My son has always taken timeouts very seriously. He sees them as a punishment, for sure. My daughter, well, she’s a different story. While she sometimes grumbles or even screams about timeouts, she also ends up enjoying timeouts in her room as play time. Even worse, being sent to the corner is something not just to resist but to deride with goofy faces and laughter.
So, when I saw this “timeout” sign outside the always fun-to-pass Pat Gail Gallery on North Fullerton, I really thought about the answer to the question in the sign: How did timeout become a punishment?
In football (as far as I understand the game), timeouts are coveted, no? And around Mother’s Day, all the Mamas I know say they just want some commitment-free time alone. And these days, with all the connectivity that we choose to meld with, or feel obliged to cling to, it’s difficult to actually be alone. I mean Alone, as in unreachable – knowing you are unreachable. There’s a certain calm that descends then, in knowing that there won’t be a ding or a ring or a buzz or a wail from the next room. Timeout doesn’t sound like a punishment to me.

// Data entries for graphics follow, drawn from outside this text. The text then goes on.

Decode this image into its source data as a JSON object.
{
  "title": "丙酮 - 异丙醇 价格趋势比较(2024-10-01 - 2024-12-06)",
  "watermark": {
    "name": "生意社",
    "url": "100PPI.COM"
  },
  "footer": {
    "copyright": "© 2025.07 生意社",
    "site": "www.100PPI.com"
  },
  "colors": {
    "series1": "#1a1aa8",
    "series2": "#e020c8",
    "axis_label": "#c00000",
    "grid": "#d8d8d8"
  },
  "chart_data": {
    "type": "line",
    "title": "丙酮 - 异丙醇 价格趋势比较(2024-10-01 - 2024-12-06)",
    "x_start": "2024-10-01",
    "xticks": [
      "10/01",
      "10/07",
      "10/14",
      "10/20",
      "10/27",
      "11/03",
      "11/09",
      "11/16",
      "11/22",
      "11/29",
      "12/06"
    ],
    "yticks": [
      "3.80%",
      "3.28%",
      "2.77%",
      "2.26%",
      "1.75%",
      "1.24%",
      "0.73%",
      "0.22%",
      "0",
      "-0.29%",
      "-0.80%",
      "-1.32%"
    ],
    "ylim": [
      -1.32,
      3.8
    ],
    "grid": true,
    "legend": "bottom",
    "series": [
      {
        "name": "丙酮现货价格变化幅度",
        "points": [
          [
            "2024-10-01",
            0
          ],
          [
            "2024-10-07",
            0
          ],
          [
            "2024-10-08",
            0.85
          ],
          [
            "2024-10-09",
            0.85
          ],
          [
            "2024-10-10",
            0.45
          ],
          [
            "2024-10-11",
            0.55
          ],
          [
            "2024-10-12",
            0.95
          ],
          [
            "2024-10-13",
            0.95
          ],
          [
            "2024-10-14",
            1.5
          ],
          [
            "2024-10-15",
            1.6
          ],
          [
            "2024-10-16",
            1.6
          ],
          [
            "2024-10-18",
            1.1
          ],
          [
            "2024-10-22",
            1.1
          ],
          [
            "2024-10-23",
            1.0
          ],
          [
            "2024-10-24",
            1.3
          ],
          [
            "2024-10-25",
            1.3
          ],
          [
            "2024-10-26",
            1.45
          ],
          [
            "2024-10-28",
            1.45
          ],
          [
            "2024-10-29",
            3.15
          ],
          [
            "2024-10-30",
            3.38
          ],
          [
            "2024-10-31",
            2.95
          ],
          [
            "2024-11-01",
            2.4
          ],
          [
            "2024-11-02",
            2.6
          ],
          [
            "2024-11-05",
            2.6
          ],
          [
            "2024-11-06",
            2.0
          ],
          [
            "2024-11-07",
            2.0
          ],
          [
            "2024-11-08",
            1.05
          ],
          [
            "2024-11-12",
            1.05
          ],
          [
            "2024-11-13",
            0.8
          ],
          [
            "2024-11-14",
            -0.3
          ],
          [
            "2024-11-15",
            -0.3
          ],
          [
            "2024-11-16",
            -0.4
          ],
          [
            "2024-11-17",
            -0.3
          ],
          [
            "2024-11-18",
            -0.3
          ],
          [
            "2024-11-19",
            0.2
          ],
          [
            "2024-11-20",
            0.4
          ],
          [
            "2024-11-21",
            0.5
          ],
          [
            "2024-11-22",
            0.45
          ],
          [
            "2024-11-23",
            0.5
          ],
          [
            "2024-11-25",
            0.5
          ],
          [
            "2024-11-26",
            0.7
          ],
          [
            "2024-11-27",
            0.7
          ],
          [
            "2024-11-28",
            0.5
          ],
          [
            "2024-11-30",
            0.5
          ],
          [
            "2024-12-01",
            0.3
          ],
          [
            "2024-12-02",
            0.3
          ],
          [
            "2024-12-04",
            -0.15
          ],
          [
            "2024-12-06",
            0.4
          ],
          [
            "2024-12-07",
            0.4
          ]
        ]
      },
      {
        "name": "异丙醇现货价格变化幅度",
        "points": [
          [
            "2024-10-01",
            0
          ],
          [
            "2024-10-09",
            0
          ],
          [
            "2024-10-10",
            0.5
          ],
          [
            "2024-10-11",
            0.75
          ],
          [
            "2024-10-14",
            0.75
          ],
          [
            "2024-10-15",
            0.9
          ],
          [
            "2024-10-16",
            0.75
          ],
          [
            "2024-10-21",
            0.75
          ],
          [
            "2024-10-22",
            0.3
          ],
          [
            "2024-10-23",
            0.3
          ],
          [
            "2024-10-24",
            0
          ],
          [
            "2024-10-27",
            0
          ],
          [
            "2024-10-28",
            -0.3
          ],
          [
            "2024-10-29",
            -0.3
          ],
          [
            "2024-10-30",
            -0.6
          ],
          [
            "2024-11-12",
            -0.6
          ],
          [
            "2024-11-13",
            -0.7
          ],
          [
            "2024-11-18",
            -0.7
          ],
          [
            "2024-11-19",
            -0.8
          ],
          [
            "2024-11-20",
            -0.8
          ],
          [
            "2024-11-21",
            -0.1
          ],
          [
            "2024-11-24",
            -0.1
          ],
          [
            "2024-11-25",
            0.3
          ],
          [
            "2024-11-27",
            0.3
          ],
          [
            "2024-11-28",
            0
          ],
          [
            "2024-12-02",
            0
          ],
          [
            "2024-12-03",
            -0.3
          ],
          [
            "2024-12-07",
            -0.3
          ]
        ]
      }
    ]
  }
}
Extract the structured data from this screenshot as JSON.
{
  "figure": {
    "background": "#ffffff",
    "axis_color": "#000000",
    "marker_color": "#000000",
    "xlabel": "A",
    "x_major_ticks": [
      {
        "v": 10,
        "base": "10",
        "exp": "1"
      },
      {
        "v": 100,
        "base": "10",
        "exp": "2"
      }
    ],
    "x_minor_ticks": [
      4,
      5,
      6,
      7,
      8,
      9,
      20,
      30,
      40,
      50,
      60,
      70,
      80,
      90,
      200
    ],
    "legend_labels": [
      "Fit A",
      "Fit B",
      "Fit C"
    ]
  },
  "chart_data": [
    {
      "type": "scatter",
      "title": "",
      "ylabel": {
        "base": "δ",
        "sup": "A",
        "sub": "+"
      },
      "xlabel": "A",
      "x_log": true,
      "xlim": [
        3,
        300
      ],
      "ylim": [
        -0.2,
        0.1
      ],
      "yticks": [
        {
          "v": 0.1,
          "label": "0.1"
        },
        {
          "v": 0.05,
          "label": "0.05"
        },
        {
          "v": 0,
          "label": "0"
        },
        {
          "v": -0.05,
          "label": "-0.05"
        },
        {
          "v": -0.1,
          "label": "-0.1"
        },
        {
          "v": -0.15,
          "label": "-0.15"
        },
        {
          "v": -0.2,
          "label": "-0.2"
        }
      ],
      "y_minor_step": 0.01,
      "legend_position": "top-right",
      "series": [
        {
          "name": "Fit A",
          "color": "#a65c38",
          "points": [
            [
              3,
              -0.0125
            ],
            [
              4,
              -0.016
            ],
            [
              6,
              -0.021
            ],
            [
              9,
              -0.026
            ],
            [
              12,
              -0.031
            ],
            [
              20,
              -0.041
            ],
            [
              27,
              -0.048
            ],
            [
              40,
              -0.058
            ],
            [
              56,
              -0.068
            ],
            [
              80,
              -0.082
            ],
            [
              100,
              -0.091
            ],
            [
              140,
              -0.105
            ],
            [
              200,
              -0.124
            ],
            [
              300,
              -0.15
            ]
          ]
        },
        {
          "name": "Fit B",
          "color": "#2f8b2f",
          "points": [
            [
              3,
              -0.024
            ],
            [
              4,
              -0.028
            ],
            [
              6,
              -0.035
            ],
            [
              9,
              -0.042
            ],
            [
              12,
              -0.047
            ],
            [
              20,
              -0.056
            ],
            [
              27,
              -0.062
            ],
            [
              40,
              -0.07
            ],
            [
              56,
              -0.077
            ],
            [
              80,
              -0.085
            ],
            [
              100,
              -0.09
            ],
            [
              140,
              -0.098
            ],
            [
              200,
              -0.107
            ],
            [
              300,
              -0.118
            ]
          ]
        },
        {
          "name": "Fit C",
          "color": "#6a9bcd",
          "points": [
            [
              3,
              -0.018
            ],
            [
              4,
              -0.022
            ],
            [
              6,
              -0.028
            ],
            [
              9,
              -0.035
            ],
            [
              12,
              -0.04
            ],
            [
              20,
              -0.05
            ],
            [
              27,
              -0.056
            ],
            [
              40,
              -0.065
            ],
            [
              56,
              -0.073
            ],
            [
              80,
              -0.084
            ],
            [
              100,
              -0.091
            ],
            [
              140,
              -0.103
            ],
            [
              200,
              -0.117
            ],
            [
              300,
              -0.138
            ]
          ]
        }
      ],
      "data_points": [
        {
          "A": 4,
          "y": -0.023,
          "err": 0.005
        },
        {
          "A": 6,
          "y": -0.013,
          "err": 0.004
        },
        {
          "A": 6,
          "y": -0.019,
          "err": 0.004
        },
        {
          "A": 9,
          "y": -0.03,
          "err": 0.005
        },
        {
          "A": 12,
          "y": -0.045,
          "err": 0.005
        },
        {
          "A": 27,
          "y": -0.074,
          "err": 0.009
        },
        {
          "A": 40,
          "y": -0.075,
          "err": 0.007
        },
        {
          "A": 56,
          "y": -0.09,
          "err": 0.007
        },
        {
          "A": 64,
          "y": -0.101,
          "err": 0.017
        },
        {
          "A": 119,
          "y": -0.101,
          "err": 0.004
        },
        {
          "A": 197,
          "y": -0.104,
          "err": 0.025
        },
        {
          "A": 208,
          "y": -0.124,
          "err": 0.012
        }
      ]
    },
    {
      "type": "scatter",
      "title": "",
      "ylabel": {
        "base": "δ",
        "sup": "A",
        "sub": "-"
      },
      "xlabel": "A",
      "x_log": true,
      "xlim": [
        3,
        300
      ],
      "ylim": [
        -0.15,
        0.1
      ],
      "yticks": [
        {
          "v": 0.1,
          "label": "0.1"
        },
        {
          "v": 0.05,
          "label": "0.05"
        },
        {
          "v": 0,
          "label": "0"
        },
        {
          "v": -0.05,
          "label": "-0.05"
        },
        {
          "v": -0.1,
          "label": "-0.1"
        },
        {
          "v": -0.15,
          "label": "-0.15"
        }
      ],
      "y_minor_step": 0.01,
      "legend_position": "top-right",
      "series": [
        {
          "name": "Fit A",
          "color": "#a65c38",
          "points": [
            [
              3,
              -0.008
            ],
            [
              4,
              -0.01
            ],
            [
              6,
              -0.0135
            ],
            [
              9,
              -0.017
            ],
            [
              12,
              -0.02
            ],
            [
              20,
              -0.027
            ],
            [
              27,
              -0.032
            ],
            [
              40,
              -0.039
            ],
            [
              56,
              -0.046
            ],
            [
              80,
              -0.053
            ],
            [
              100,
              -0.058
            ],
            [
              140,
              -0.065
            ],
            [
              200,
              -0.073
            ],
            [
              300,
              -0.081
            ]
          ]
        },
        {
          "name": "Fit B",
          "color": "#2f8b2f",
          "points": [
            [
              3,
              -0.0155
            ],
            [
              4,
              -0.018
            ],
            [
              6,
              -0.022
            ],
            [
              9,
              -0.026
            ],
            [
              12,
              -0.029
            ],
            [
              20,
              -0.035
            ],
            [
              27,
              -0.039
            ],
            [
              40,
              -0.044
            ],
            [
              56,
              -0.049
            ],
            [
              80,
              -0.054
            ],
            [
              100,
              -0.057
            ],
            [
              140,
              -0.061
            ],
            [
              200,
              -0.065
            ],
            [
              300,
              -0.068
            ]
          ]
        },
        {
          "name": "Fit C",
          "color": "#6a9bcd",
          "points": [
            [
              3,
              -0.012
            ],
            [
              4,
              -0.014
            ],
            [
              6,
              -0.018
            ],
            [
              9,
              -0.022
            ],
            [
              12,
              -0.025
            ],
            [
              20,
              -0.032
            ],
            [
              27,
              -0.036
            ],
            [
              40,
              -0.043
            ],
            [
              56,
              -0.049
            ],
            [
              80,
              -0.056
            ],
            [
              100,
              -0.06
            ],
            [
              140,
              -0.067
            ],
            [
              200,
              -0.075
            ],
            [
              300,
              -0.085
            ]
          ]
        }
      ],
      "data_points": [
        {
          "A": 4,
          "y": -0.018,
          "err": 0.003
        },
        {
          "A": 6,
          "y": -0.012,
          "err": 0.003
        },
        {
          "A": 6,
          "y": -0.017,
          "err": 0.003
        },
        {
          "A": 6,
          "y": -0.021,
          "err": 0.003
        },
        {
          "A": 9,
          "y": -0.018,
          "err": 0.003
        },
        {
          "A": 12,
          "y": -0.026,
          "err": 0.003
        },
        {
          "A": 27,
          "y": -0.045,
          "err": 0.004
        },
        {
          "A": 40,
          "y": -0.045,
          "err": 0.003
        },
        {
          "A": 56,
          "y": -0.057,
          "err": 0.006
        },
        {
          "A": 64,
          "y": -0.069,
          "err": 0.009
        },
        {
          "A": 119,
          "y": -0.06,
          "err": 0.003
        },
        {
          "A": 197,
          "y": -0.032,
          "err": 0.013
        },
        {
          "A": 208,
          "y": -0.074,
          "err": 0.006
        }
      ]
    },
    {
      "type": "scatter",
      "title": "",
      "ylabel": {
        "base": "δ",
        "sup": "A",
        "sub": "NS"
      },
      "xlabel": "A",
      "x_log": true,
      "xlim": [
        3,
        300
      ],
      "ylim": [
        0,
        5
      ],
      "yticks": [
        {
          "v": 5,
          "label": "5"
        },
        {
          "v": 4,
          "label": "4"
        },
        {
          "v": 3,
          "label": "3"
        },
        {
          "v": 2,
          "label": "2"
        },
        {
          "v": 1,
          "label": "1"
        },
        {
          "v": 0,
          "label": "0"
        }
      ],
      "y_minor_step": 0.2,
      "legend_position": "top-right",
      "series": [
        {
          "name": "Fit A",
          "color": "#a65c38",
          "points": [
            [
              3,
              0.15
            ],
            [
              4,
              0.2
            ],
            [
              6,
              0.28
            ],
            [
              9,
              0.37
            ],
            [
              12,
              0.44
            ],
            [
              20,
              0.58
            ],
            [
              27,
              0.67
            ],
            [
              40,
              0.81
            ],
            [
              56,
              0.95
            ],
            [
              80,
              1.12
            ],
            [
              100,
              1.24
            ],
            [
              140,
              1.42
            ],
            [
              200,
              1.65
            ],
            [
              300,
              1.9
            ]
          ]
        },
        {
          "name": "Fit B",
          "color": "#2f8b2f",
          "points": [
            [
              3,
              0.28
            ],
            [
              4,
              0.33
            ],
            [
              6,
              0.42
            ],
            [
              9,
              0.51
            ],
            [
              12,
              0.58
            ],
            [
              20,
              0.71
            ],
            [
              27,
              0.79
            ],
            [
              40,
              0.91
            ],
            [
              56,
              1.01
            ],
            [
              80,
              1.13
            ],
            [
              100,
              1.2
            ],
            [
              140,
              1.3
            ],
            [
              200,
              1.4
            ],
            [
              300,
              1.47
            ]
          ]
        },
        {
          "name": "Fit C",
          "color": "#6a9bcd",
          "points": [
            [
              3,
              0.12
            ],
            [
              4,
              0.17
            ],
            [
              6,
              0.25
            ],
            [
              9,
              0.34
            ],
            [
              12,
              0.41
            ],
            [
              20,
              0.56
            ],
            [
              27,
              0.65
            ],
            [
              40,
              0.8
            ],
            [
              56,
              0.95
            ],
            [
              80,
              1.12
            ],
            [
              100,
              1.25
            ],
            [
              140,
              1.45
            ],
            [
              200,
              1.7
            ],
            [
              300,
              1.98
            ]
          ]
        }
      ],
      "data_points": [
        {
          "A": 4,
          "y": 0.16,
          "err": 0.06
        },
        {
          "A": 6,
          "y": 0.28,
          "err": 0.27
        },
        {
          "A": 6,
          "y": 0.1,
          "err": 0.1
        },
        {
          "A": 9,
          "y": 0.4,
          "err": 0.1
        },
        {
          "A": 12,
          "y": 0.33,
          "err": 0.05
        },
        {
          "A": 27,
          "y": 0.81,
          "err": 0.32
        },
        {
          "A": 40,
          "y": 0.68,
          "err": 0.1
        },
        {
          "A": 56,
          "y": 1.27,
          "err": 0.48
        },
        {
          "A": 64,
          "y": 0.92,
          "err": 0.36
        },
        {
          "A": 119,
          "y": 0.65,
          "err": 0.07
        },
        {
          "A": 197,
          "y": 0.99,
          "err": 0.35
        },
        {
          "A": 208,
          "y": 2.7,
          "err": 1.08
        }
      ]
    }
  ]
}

But for children, for those still trying to grow connections and identity and safe places and belonging, I suppose it seems like the worst thing in the world. Timeout means being separated from an activity that must be done *right now*! Timeout means being away from the parent or sibling that you don’t know how to apologize to, but you know you want to hug. Timeout means someone thinks you are Bad. Because even if we are careful to say that the action is Bad, not the child, children don’t usually separate actions from people. And really, do we do that for each other?
So, in the spirit of my wise friend Eloiza Jorge, I encourage all of us to take a Timeout the next time you do something that deserves a pat on the back, something Good. Take a walk without your cell phone, read a chapter in a (real) book, just sit and look out the window for a while. I know it sounds hokey, but with all the slick in the world, maybe we can all use a little more hokey.